Background: Tramadol is an atypical centrally acting analgesic agent available as both oral and parenteral preparations. For patients who are unable to take tramadol orally, the subcutaneous route of administration offers an easy alternative to intravenous or intramuscular routes. This study aimed to characterise the absorption pharmacokinetics of a single subcutaneous dose of tramadol in severely ill patients and in healthy subjects.

Methods/design: Blood samples (5 ml) taken at intervals from 2 minutes to 24 hours after a subcutaneous dose of tramadol (50 mg) in 15 patients (13 male, two female) and eight healthy male subjects were assayed using high performance liquid chromatography. Pharmacokinetic parameters were derived using a non-compartmental approach.

Results: There were no statistically significant differences between the two groups in the following parameters (mean ± SD): maximum venous concentration 0.44 ± 0.18 (patients) vs. 0.47 ± 0.13 (healthy volunteers) mcg/ml (p = 0.67); area under the plasma concentration-time curve 177 ± 109 (patients) vs. 175 ± 75 (healthy volunteers) mcg/ml*min (p = 0.96); time to maximum venous concentration 23.3 ± 2 (patients) vs. 20.6 ± 18.8 (healthy volunteers) minutes (p = 0.73) and mean residence time 463 ± 233 (patients) vs. 466 ± 224 (healthy volunteers) minutes (p = 0.97).

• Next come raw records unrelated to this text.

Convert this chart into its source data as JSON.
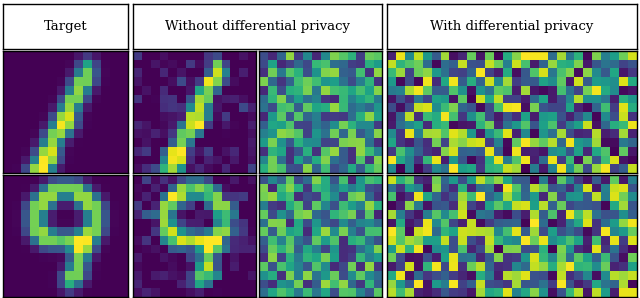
{
  "title_col1": "Target",
  "title_col2": "Without differential privacy",
  "title_col3": "With differential privacy",
  "colormap": "viridis",
  "bg": "#ffffff",
  "digit1_target": [
    [
      0,
      0,
      0,
      0,
      0,
      0,
      0,
      0,
      0,
      0,
      0,
      0,
      0,
      0
    ],
    [
      0,
      0,
      0,
      0,
      0,
      0,
      0,
      0,
      0,
      1,
      0,
      0,
      0,
      0
    ],
    [
      0,
      0,
      0,
      0,
      0,
      0,
      0,
      0,
      0,
      1,
      0,
      0,
      0,
      0
    ],
    [
      0,
      0,
      0,
      0,
      0,
      0,
      0,
      0,
      1,
      1,
      0,
      0,
      0,
      0
    ],
    [
      0,
      0,
      0,
      0,
      0,
      0,
      0,
      0,
      1,
      0,
      0,
      0,
      0,
      0
    ],
    [
      0,
      0,
      0,
      0,
      0,
      0,
      0,
      1,
      1,
      0,
      0,
      0,
      0,
      0
    ],
    [
      0,
      0,
      0,
      0,
      0,
      0,
      0,
      1,
      0,
      0,
      0,
      0,
      0,
      0
    ],
    [
      0,
      0,
      0,
      0,
      0,
      0,
      1,
      1,
      0,
      0,
      0,
      0,
      0,
      0
    ],
    [
      0,
      0,
      0,
      0,
      0,
      0,
      1,
      1,
      0,
      0,
      0,
      0,
      0,
      0
    ],
    [
      0,
      0,
      0,
      0,
      0,
      1,
      1,
      0,
      0,
      0,
      0,
      0,
      0,
      0
    ],
    [
      0,
      0,
      0,
      0,
      0,
      1,
      0,
      0,
      0,
      0,
      0,
      0,
      0,
      0
    ],
    [
      0,
      0,
      0,
      0,
      1,
      1,
      0,
      0,
      0,
      0,
      0,
      0,
      0,
      0
    ],
    [
      0,
      0,
      0,
      0,
      1,
      1,
      0,
      0,
      0,
      0,
      0,
      0,
      0,
      0
    ],
    [
      0,
      0,
      0,
      1,
      1,
      0,
      0,
      0,
      0,
      0,
      0,
      0,
      0,
      0
    ]
  ],
  "digit9_target": [
    [
      0,
      0,
      0,
      0,
      0,
      0,
      0,
      0,
      0,
      0,
      0,
      0,
      0,
      0
    ],
    [
      0,
      0,
      0,
      0,
      0,
      1,
      1,
      1,
      1,
      0,
      0,
      0,
      0,
      0
    ],
    [
      0,
      0,
      0,
      0,
      1,
      1,
      0,
      0,
      1,
      1,
      0,
      0,
      0,
      0
    ],
    [
      0,
      0,
      0,
      1,
      1,
      0,
      0,
      0,
      0,
      1,
      1,
      0,
      0,
      0
    ],
    [
      0,
      0,
      0,
      1,
      0,
      0,
      0,
      0,
      0,
      0,
      1,
      0,
      0,
      0
    ],
    [
      0,
      0,
      0,
      1,
      0,
      0,
      0,
      0,
      0,
      0,
      1,
      0,
      0,
      0
    ],
    [
      0,
      0,
      0,
      1,
      1,
      0,
      0,
      0,
      0,
      1,
      1,
      0,
      0,
      0
    ],
    [
      0,
      0,
      0,
      0,
      1,
      1,
      1,
      1,
      1,
      1,
      0,
      0,
      0,
      0
    ],
    [
      0,
      0,
      0,
      0,
      0,
      0,
      0,
      0,
      1,
      1,
      0,
      0,
      0,
      0
    ],
    [
      0,
      0,
      0,
      0,
      0,
      0,
      0,
      0,
      1,
      0,
      0,
      0,
      0,
      0
    ],
    [
      0,
      0,
      0,
      0,
      0,
      0,
      0,
      0,
      1,
      0,
      0,
      0,
      0,
      0
    ],
    [
      0,
      0,
      0,
      0,
      0,
      0,
      0,
      1,
      1,
      0,
      0,
      0,
      0,
      0
    ],
    [
      0,
      0,
      0,
      0,
      0,
      0,
      0,
      1,
      0,
      0,
      0,
      0,
      0,
      0
    ],
    [
      0,
      0,
      0,
      0,
      0,
      0,
      0,
      0,
      0,
      0,
      0,
      0,
      0,
      0
    ]
  ]
}
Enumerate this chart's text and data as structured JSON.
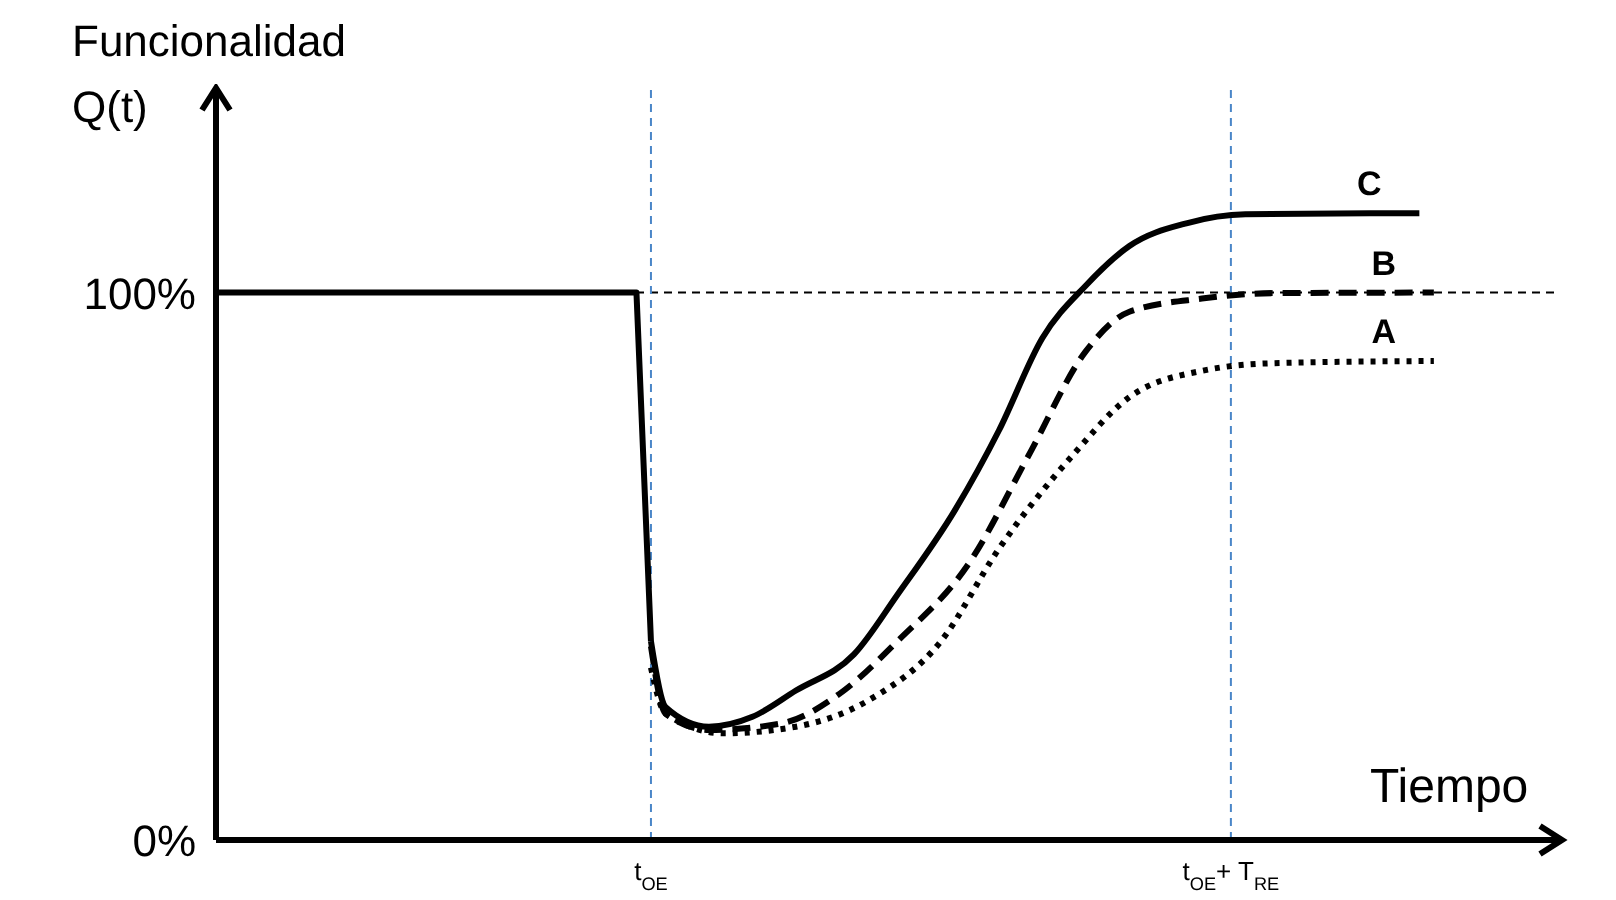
{
  "chart_data": {
    "type": "line",
    "xlabel": "Tiempo",
    "ylabel": "Funcionalidad\nQ(t)",
    "categories": [
      null,
      null,
      null,
      null,
      null,
      null,
      null,
      null,
      null,
      null,
      null,
      null,
      null,
      null,
      null,
      null,
      null,
      null,
      null,
      null,
      null,
      null,
      null,
      null,
      null,
      null,
      null,
      null,
      null,
      null,
      "t$_{OE}$",
      null,
      null,
      null,
      null,
      null,
      null,
      null,
      null,
      null,
      null,
      null,
      null,
      null,
      null,
      null,
      null,
      null,
      null,
      null,
      null,
      null,
      null,
      null,
      null,
      null,
      null,
      null,
      null,
      null,
      null,
      null,
      null,
      null,
      null,
      null,
      null,
      null,
      null,
      null,
      "t$_{OE}$+ T$_{RE}$",
      null,
      null,
      null,
      null,
      null,
      null,
      null,
      null,
      null,
      null,
      null,
      null,
      null,
      null,
      null,
      null,
      null,
      null,
      null,
      null,
      null,
      null
    ],
    "ylim": [
      0,
      137
    ],
    "yticks": [
      {
        "value": 0,
        "label": "0%"
      },
      {
        "value": 100,
        "label": "100%"
      }
    ],
    "series": [
      {
        "color": "#000000",
        "line_style": "solid",
        "values": [
          100,
          null,
          null,
          null,
          null,
          null,
          null,
          null,
          null,
          null,
          null,
          null,
          null,
          null,
          null,
          null,
          null,
          null,
          null,
          null,
          null,
          null,
          null,
          null,
          null,
          null,
          null,
          null,
          null,
          100,
          36.3,
          null,
          null,
          null,
          null,
          null,
          null,
          null,
          null,
          null,
          null,
          null,
          null,
          null,
          null,
          null,
          null,
          null,
          null,
          null,
          null,
          null,
          null,
          null,
          null,
          null,
          null,
          null,
          null,
          null,
          null,
          null,
          null,
          null,
          null,
          null,
          null,
          null,
          null,
          null,
          null,
          null,
          null,
          null,
          null,
          null,
          null,
          null,
          null,
          null,
          null,
          null,
          null,
          null,
          null,
          null,
          null,
          null,
          null,
          null,
          null,
          null,
          null
        ]
      },
      {
        "name": "C",
        "color": "#000000",
        "line_style": "solid",
        "values": [
          null,
          null,
          null,
          null,
          null,
          null,
          null,
          null,
          null,
          null,
          null,
          null,
          null,
          null,
          null,
          null,
          null,
          null,
          null,
          null,
          null,
          null,
          null,
          null,
          null,
          null,
          null,
          null,
          null,
          null,
          36.3,
          24.3,
          null,
          null,
          20.7,
          null,
          null,
          22.5,
          null,
          null,
          27.3,
          null,
          null,
          null,
          33.9,
          null,
          null,
          44.8,
          null,
          null,
          null,
          60.4,
          null,
          null,
          74.8,
          null,
          null,
          91.7,
          null,
          null,
          101.3,
          null,
          null,
          108.5,
          null,
          null,
          null,
          112.7,
          null,
          null,
          null,
          114.3,
          null,
          null,
          null,
          null,
          null,
          null,
          null,
          null,
          null,
          null,
          null,
          114.5,
          null,
          null,
          null,
          null,
          null,
          null,
          null,
          null,
          null
        ]
      },
      {
        "name": "B",
        "color": "#000000",
        "line_style": "dashed",
        "values": [
          null,
          null,
          null,
          null,
          null,
          null,
          null,
          null,
          null,
          null,
          null,
          null,
          null,
          null,
          null,
          null,
          null,
          null,
          null,
          null,
          null,
          null,
          null,
          null,
          null,
          null,
          null,
          null,
          null,
          null,
          35.4,
          23.1,
          null,
          null,
          20.1,
          null,
          null,
          null,
          null,
          21.3,
          null,
          null,
          null,
          26.7,
          null,
          null,
          null,
          36.3,
          null,
          null,
          null,
          null,
          50.8,
          null,
          null,
          null,
          70.0,
          null,
          null,
          null,
          89.3,
          null,
          null,
          96.5,
          null,
          null,
          null,
          null,
          98.9,
          null,
          null,
          null,
          null,
          99.9,
          null,
          null,
          null,
          null,
          null,
          null,
          null,
          null,
          null,
          null,
          100,
          null,
          null,
          null,
          null,
          null,
          null,
          null,
          null
        ]
      },
      {
        "name": "A",
        "color": "#000000",
        "line_style": "dotted",
        "values": [
          null,
          null,
          null,
          null,
          null,
          null,
          null,
          null,
          null,
          null,
          null,
          null,
          null,
          null,
          null,
          null,
          null,
          null,
          null,
          null,
          null,
          null,
          null,
          null,
          null,
          null,
          null,
          null,
          null,
          null,
          31.5,
          23.1,
          null,
          null,
          null,
          19.5,
          null,
          null,
          null,
          null,
          20.7,
          null,
          null,
          null,
          null,
          25.5,
          null,
          null,
          null,
          null,
          36.3,
          null,
          null,
          null,
          53.2,
          null,
          null,
          null,
          null,
          70.0,
          null,
          null,
          null,
          80.9,
          null,
          null,
          null,
          null,
          85.7,
          null,
          null,
          null,
          null,
          87.1,
          null,
          null,
          null,
          null,
          null,
          null,
          null,
          null,
          null,
          null,
          87.5,
          null,
          null,
          null,
          null,
          null,
          null,
          null,
          null
        ]
      }
    ],
    "ref_lines": [
      {
        "axis": "y",
        "value": 100,
        "color": "#000000",
        "line_style": "dashed"
      },
      {
        "axis": "x",
        "value": "t$_{OE}$",
        "color": "#4a86c8",
        "line_style": "dashed"
      },
      {
        "axis": "x",
        "value": "t$_{OE}$+ T$_{RE}$",
        "color": "#4a86c8",
        "line_style": "dashed"
      }
    ]
  }
}
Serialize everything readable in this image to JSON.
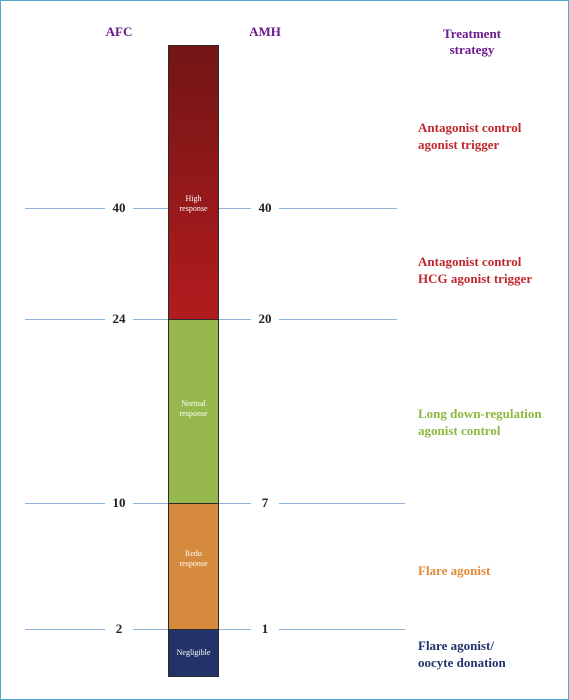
{
  "headers": {
    "afc": "AFC",
    "amh": "AMH",
    "treatment": "Treatment strategy"
  },
  "thresholds": [
    {
      "afc": "40",
      "amh": "40"
    },
    {
      "afc": "24",
      "amh": "20"
    },
    {
      "afc": "10",
      "amh": "7"
    },
    {
      "afc": "2",
      "amh": "1"
    }
  ],
  "segments": [
    {
      "label": "High response",
      "color_top": "#731515",
      "color_bottom": "#b21c1e"
    },
    {
      "label": "Normal response",
      "color": "#97b84d"
    },
    {
      "label": "Redu response",
      "color": "#d68a3e"
    },
    {
      "label": "Negligible",
      "color": "#22336a"
    }
  ],
  "strategies": [
    {
      "text": "Antagonist control agonist trigger",
      "color": "#c0272d"
    },
    {
      "text": "Antagonist control HCG agonist trigger",
      "color": "#c0272d"
    },
    {
      "text": "Long down-regulation agonist control",
      "color": "#8db83f"
    },
    {
      "text": "Flare agonist",
      "color": "#e38a3a"
    },
    {
      "text": "Flare agonist/ oocyte donation",
      "color": "#22336a"
    }
  ]
}
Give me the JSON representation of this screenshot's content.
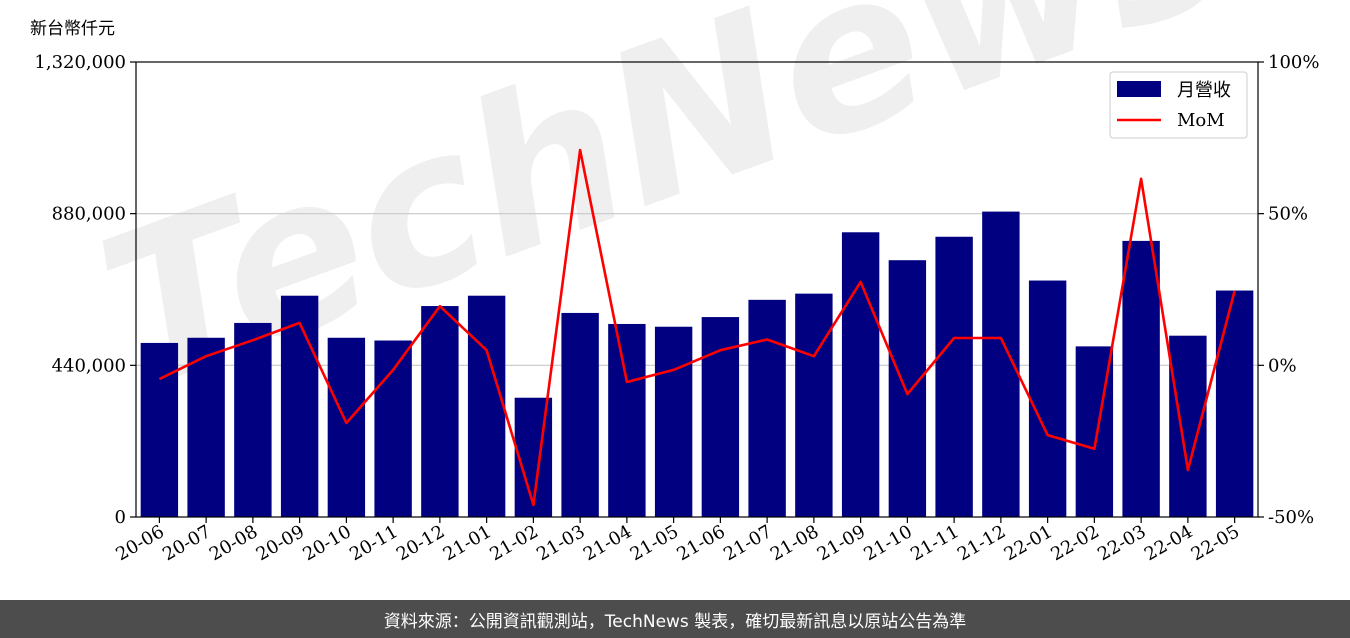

Conclusions: The similar time to maximum venous concentration and mean residence time suggest similar absorption rates between the two groups. These results indicate that the same dosing regimens for subcutaneous tramadol administration may therefore be used in both healthy subjects and severely ill patients.

Trial Registration: ACTRN12611001018909.